Saturday, August 17, 2013

014 - Three Cases of Probable Cancer Transplantation from the Use of the Gilman Vaccine

I skipped 1908 through 1910 because it was pretty much entirely just a big debate about the effectiveness of vaccine therapy, which I've already talked about enough, and since it isn't really used much today (if at all), it isn't in line with my goal of evaluating the safety and effectiveness of modern vaccines.

However, some such studies can be interesting and unique enough to be worth reading and writing about. This is one of them: a bit horrifying, actually.

While most people were trying to use vaccines and vaccine therapy for all kinds of different bacterial infections, some physicians in the Philippines, Gilman and Coca, had the idea of treating cancer with the same method: after removing a tumor, inactivating it somehow and injecting it back into the patient to stimulate an immune response against the material.

Unfortunately, the inactivation procedure apparently didn't always work, so the current series of case reports details several cancer patients who apparently experienced a sort of artificial metastasis when the tumor material injected into them started growing new tumors at the injection site.

The treatment itself sounded rather unpleasant: injection into the abdomen, sometimes with seizures as a side effect. But apparently the method used to inactivate the cancerous material before injection (5% phenol) was inadequate. Fortunately, it seemed like doctors received this article as a warning and were more careful in the future.

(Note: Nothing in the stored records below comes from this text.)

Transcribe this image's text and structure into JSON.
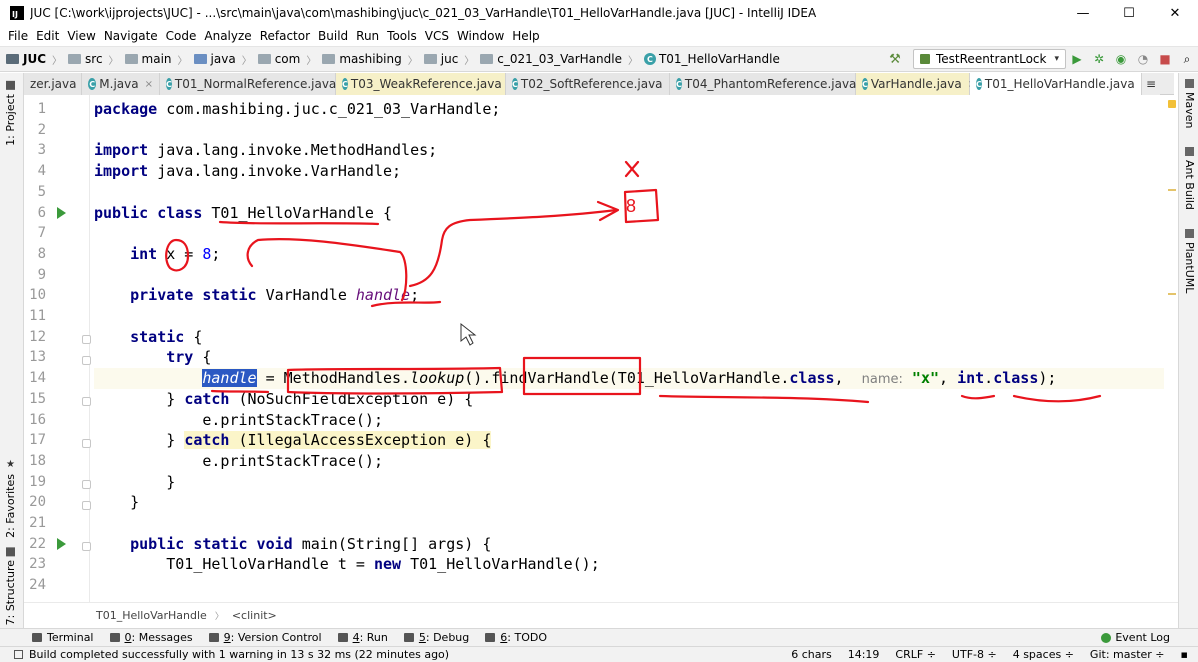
{
  "window": {
    "app_icon": "IJ",
    "title": "JUC [C:\\work\\ijprojects\\JUC] - ...\\src\\main\\java\\com\\mashibing\\juc\\c_021_03_VarHandle\\T01_HelloVarHandle.java [JUC] - IntelliJ IDEA",
    "minimize": "—",
    "maximize": "☐",
    "close": "✕"
  },
  "menu": [
    "File",
    "Edit",
    "View",
    "Navigate",
    "Code",
    "Analyze",
    "Refactor",
    "Build",
    "Run",
    "Tools",
    "VCS",
    "Window",
    "Help"
  ],
  "navbar": {
    "crumbs": [
      "JUC",
      "src",
      "main",
      "java",
      "com",
      "mashibing",
      "juc",
      "c_021_03_VarHandle",
      "T01_HelloVarHandle"
    ],
    "run_config": "TestReentrantLock",
    "hammer_icon": "hammer-icon",
    "run_icon": "run-icon",
    "debug_icon": "debug-icon"
  },
  "tabs": [
    {
      "label": "zer.java",
      "icon": "",
      "style": "plain"
    },
    {
      "label": "M.java",
      "icon": "C",
      "style": "plain"
    },
    {
      "label": "T01_NormalReference.java",
      "icon": "C",
      "style": "plain"
    },
    {
      "label": "T03_WeakReference.java",
      "icon": "C",
      "style": "yellow"
    },
    {
      "label": "T02_SoftReference.java",
      "icon": "C",
      "style": "plain"
    },
    {
      "label": "T04_PhantomReference.java",
      "icon": "C",
      "style": "plain"
    },
    {
      "label": "VarHandle.java",
      "icon": "C",
      "style": "yellow"
    },
    {
      "label": "T01_HelloVarHandle.java",
      "icon": "C",
      "style": "active"
    }
  ],
  "tab_overflow": "≡",
  "tab_close": "×",
  "left_tools": {
    "project": "1: Project",
    "favorites": "2: Favorites",
    "structure": "7: Structure"
  },
  "right_tools": {
    "maven": "Maven",
    "ant": "Ant Build",
    "plantuml": "PlantUML"
  },
  "code": {
    "line_numbers": [
      "1",
      "2",
      "3",
      "4",
      "5",
      "6",
      "7",
      "8",
      "9",
      "10",
      "11",
      "12",
      "13",
      "14",
      "15",
      "16",
      "17",
      "18",
      "19",
      "20",
      "21",
      "22",
      "23",
      "24"
    ],
    "l1": {
      "kw": "package",
      "rest": " com.mashibing.juc.c_021_03_VarHandle;"
    },
    "l3": {
      "kw": "import",
      "rest": " java.lang.invoke.MethodHandles;"
    },
    "l4": {
      "kw": "import",
      "rest": " java.lang.invoke.VarHandle;"
    },
    "l6": {
      "kw": "public class",
      "rest": " T01_HelloVarHandle {"
    },
    "l8": {
      "indent": "    ",
      "kw": "int",
      "mid": " x = ",
      "num": "8",
      "end": ";"
    },
    "l10": {
      "indent": "    ",
      "kw": "private static",
      "mid": " VarHandle ",
      "fld": "handle",
      "end": ";"
    },
    "l12": {
      "indent": "    ",
      "kw": "static",
      "rest": " {"
    },
    "l13": {
      "indent": "        ",
      "kw": "try",
      "rest": " {"
    },
    "l14": {
      "indent": "            ",
      "sel": "handle",
      "a": " = MethodHandles.",
      "b": "lookup",
      "c": "().findVarHandle(T01_HelloVarHandle.",
      "kw1": "class",
      "d": ",  ",
      "hint": "name:",
      "e": " ",
      "str": "\"x\"",
      "f": ", ",
      "kw2": "int",
      "g": ".",
      "kw3": "class",
      "h": ");"
    },
    "l15": {
      "indent": "        ",
      "pre": "} ",
      "kw": "catch",
      "rest": " (NoSuchFieldException e) {"
    },
    "l16": {
      "indent": "            ",
      "rest": "e.printStackTrace();"
    },
    "l17": {
      "indent": "        ",
      "pre": "} ",
      "kw": "catch",
      "rest": " (IllegalAccessException e) {"
    },
    "l18": {
      "indent": "            ",
      "rest": "e.printStackTrace();"
    },
    "l19": {
      "indent": "        ",
      "rest": "}"
    },
    "l20": {
      "indent": "    ",
      "rest": "}"
    },
    "l22": {
      "indent": "    ",
      "kw": "public static void",
      "rest": " main(String[] args) {"
    },
    "l23": {
      "indent": "        ",
      "a": "T01_HelloVarHandle t = ",
      "kw": "new",
      "b": " T01_HelloVarHandle();"
    }
  },
  "annotations": {
    "mark_x": "x",
    "box_value": "8"
  },
  "breadcrumb": [
    "T01_HelloVarHandle",
    "<clinit>"
  ],
  "tool_windows": {
    "terminal": "Terminal",
    "messages_num": "0",
    "messages": ": Messages",
    "vcs_num": "9",
    "vcs": ": Version Control",
    "run_num": "4",
    "run": ": Run",
    "debug_num": "5",
    "debug": ": Debug",
    "todo_num": "6",
    "todo": ": TODO",
    "event_log": "Event Log"
  },
  "status": {
    "message": "Build completed successfully with 1 warning in 13 s 32 ms (22 minutes ago)",
    "chars": "6 chars",
    "position": "14:19",
    "line_sep": "CRLF ÷",
    "encoding": "UTF-8 ÷",
    "indent": "4 spaces ÷",
    "git": "Git: master ÷"
  },
  "colors": {
    "accent_green": "#3b9a3b",
    "selection": "#2b59c3",
    "annotation_red": "#e8141d"
  }
}
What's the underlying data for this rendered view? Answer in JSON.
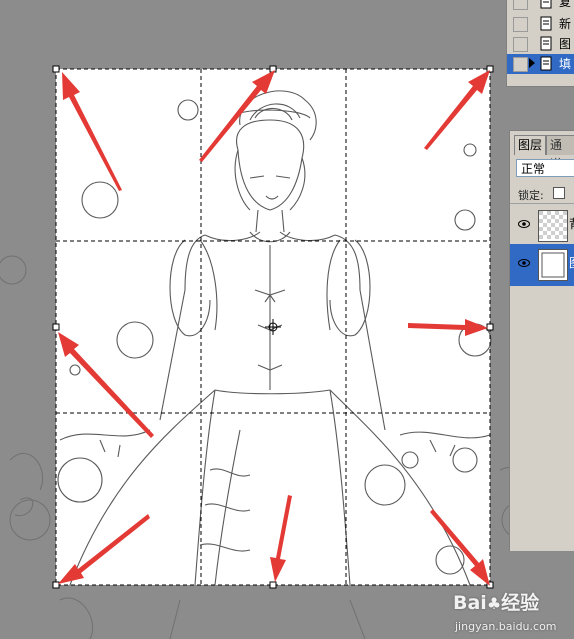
{
  "actions_panel": {
    "rows": [
      {
        "label": "复",
        "selected": false
      },
      {
        "label": "新",
        "selected": false
      },
      {
        "label": "图",
        "selected": false
      },
      {
        "label": "填",
        "selected": true
      }
    ]
  },
  "layers_panel": {
    "tabs": [
      "图层",
      "通道"
    ],
    "blend_mode": "正常",
    "lock_label": "锁定:",
    "layers": [
      {
        "name": "背",
        "selected": false,
        "thumb": "transparent"
      },
      {
        "name": "图",
        "selected": true,
        "thumb": "white"
      }
    ]
  },
  "watermark": {
    "logo_text": "Bai",
    "logo_text2": "经验",
    "url": "jingyan.baidu.com"
  },
  "colors": {
    "arrow": "#e43a35",
    "selection": "#316ac5",
    "panel": "#d4d0c8",
    "background": "#8c8c8c"
  }
}
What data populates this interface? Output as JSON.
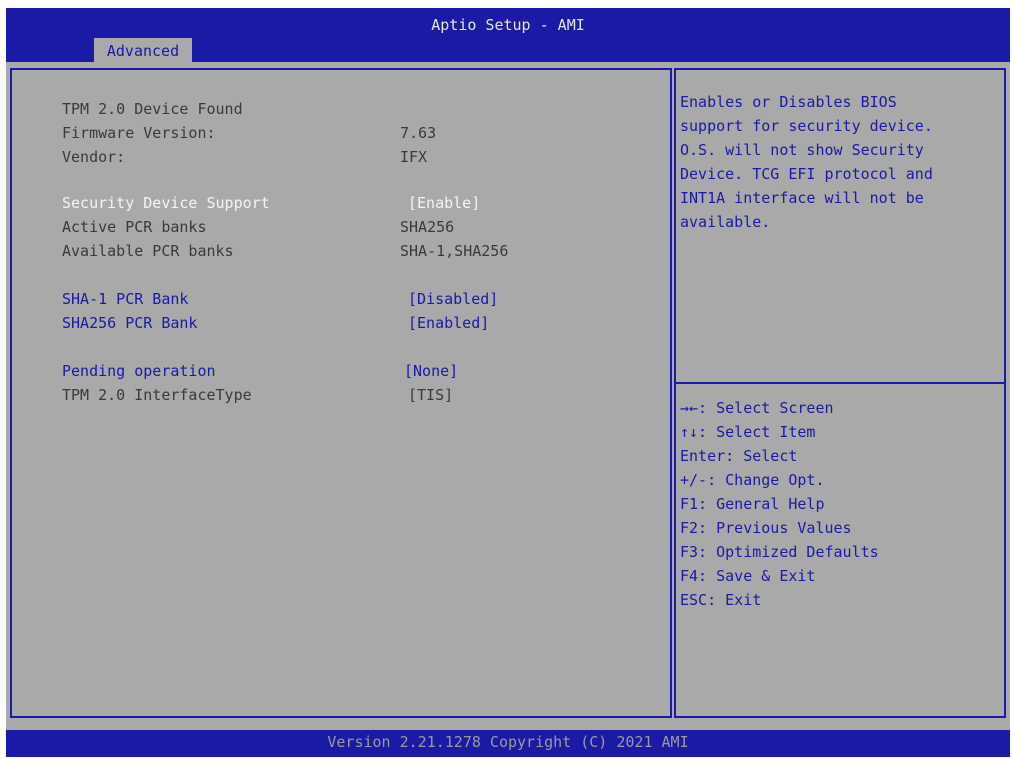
{
  "header": {
    "title": "Aptio Setup - AMI",
    "active_tab": "Advanced"
  },
  "settings": [
    {
      "label": "TPM 2.0 Device Found",
      "value": ""
    },
    {
      "label": "Firmware Version:",
      "value": "7.63"
    },
    {
      "label": "Vendor:",
      "value": "IFX"
    },
    {
      "label": "Security Device Support",
      "value": "[Enable]"
    },
    {
      "label": "Active PCR banks",
      "value": "SHA256"
    },
    {
      "label": "Available PCR banks",
      "value": "SHA-1,SHA256"
    },
    {
      "label": "SHA-1 PCR Bank",
      "value": "[Disabled]"
    },
    {
      "label": "SHA256 PCR Bank",
      "value": "[Enabled]"
    },
    {
      "label": "Pending operation",
      "value": "[None]"
    },
    {
      "label": "TPM 2.0 InterfaceType",
      "value": "[TIS]"
    }
  ],
  "help": {
    "description": "Enables or Disables BIOS\nsupport for security device.\nO.S. will not show Security\nDevice. TCG EFI protocol and\nINT1A interface will not be\navailable."
  },
  "keys": [
    "→←: Select Screen",
    "↑↓: Select Item",
    "Enter: Select",
    "+/-: Change Opt.",
    "F1: General Help",
    "F2: Previous Values",
    "F3: Optimized Defaults",
    "F4: Save & Exit",
    "ESC: Exit"
  ],
  "footer": {
    "version": "Version 2.21.1278 Copyright (C) 2021 AMI"
  },
  "colors": {
    "bios_blue": "#1a1aa6",
    "panel_gray": "#a9a9a9",
    "selected_white": "#f4f4f4"
  }
}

On the face of it, the treatment doesn't seem implausible. Cancer cells are different in some ways from healthy tissue, theoretically susceptible to immune attack, so inducing a stronger response against them might be helpful. People even now are trying to induce immune responses against certain cancers (see here). But it is very tricky, considering how similar cancer cells can be to healthy cells (they share the same ancestor cells, after all). It might be possible to cause some autoimmune disorders using this cancer vaccine therapy method, I would think, so it's probably best that it is no longer in use.

Citation: Coffey, W. B. Three Cases of Probable Cancer Transplantation from the Use of the Gilman Vaccine. Cal State J Med 9, 129–130 (1911).